Kekuatan otot forearm sering kali diabaikan, padahal memiliki peran penting dalam banyak gerakan. Kebanyakan orang hanya fokus pada wrist curl yang melatih otot flexor, sehingga menciptakan ketidakseimbangan. Latihan reverse wrist curl adalah solusi tepat untuk melatih otot extensor di bagian atas lengan bawah. Keseimbangan ini krusial untuk mencegah cedera dan meningkatkan kekuatan genggaman secara keseluruhan.
Melakukan reverse wrist curl membantu Anda membangun kekuatan dan daya tahan di bagian belakang otot forearm. Ini adalah area yang sering terlupakan, padahal sangat penting untuk stabilitas pergelangan tangan. Dengan melatih otot extensor, Anda akan memiliki pergelangan tangan yang lebih kokoh, yang sangat bermanfaat dalam olahraga seperti bulutangkis, tenis, atau bahkan angkat beban.
Untuk memulai, duduklah di kursi dan letakkan lengan bawah Anda di atas paha dengan telapak tangan menghadap ke bawah. Pegang dumbbell ringan atau botol air. Gerakkan pergelangan tangan Anda ke atas sejauh mungkin, lalu turunkan perlahan. Gerakan terkontrol adalah kunci untuk menargetkan otot forearm dengan efektif. Hindari gerakan yang terlalu cepat atau menghentak.
Variasi latihan lain adalah dengan berdiri. Genggam dumbbell dengan kedua tangan, telapak tangan menghadap ke bawah. Angkat tangan Anda ke depan, sejajar dengan lantai, lalu gerakkan pergelangan tangan ke atas dan ke bawah. Latihan ini tidak hanya melatih otot forearm tetapi juga membutuhkan stabilitas dari bahu dan lengan. Mulailah dengan beban ringan dan tingkatkan seiring waktu.
Sangat penting untuk memperhatikan jumlah repetisi.
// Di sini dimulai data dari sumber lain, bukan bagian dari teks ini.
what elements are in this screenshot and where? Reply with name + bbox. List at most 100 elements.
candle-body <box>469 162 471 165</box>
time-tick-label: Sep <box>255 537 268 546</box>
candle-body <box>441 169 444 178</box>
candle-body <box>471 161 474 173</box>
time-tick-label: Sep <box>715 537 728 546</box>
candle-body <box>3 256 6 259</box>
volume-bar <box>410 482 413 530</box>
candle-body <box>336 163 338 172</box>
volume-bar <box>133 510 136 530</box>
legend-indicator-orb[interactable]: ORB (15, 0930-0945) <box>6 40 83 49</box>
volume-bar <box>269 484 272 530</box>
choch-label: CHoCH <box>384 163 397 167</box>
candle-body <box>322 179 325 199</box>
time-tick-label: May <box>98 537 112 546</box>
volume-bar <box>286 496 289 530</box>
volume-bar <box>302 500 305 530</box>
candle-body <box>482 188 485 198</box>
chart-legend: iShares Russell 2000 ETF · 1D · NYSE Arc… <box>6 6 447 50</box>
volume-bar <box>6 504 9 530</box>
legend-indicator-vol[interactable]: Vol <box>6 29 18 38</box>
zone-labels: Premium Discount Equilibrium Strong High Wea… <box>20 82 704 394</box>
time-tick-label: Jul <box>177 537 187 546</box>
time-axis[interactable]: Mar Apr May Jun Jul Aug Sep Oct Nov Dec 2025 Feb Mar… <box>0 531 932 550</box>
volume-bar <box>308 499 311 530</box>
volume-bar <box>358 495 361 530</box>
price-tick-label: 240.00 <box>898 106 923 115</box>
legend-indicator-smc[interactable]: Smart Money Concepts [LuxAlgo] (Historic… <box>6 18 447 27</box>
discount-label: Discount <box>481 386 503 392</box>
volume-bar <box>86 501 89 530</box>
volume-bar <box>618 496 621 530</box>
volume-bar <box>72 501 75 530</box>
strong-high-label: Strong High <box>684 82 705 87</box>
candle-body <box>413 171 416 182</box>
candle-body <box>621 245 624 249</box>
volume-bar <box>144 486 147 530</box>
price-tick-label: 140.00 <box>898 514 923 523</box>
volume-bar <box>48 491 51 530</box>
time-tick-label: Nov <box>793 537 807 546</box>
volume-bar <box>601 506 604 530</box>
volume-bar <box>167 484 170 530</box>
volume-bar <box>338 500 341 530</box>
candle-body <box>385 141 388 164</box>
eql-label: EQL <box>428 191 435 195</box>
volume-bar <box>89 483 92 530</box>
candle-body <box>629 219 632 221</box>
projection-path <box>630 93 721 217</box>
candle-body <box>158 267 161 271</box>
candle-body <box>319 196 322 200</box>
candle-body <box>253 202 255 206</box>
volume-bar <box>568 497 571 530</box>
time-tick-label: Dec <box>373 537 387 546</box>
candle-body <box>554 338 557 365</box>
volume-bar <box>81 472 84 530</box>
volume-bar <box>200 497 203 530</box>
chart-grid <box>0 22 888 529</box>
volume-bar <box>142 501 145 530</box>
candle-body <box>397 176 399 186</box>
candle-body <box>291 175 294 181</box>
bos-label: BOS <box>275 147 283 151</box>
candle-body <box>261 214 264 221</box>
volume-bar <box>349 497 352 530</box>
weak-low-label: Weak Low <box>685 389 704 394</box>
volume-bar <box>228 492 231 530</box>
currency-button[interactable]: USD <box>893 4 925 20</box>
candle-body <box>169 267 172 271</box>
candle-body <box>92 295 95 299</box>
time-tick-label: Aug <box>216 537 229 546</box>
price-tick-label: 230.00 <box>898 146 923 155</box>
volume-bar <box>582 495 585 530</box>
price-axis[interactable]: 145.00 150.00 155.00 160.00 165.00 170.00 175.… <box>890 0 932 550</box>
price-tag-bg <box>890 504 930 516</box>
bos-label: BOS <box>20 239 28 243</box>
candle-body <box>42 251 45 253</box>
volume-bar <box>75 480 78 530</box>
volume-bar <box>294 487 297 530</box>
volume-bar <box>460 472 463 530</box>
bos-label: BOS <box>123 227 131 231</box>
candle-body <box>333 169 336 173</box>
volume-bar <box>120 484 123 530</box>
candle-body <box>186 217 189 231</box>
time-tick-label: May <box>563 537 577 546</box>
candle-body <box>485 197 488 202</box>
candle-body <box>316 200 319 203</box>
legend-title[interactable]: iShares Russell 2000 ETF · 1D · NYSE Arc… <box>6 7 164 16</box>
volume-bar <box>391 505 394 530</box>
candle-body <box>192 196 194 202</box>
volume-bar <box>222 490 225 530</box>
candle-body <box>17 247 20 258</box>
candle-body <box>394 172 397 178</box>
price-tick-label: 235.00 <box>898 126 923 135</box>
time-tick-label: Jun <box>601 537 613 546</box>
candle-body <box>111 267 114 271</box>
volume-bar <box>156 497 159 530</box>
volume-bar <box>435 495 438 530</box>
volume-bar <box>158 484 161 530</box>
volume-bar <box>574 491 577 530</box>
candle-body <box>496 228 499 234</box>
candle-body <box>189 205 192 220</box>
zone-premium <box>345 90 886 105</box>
Lakukan 3-4 set dengan 10-15 repetisi per set. Jika Anda bisa menyelesaikan semua set dengan mudah, saatnya meningkatkan beban. Tantanglah otot Anda untuk tumbuh, tetapi jangan sampai berlebihan. Dengarkan tubuh Anda dan hindari rasa sakit yang tajam.
Kunci dari reverse wrist curl adalah gerakan yang disengaja. Jangan biarkan momentum melakukan pekerjaan untuk Anda. Fokus pada kontraksi otot saat mengangkat beban dan pelepasan yang terkontrol saat menurunkannya. Ini akan memaksimalkan stimulasi otot dan menghasilkan pertumbuhan yang lebih baik pada otot forearm.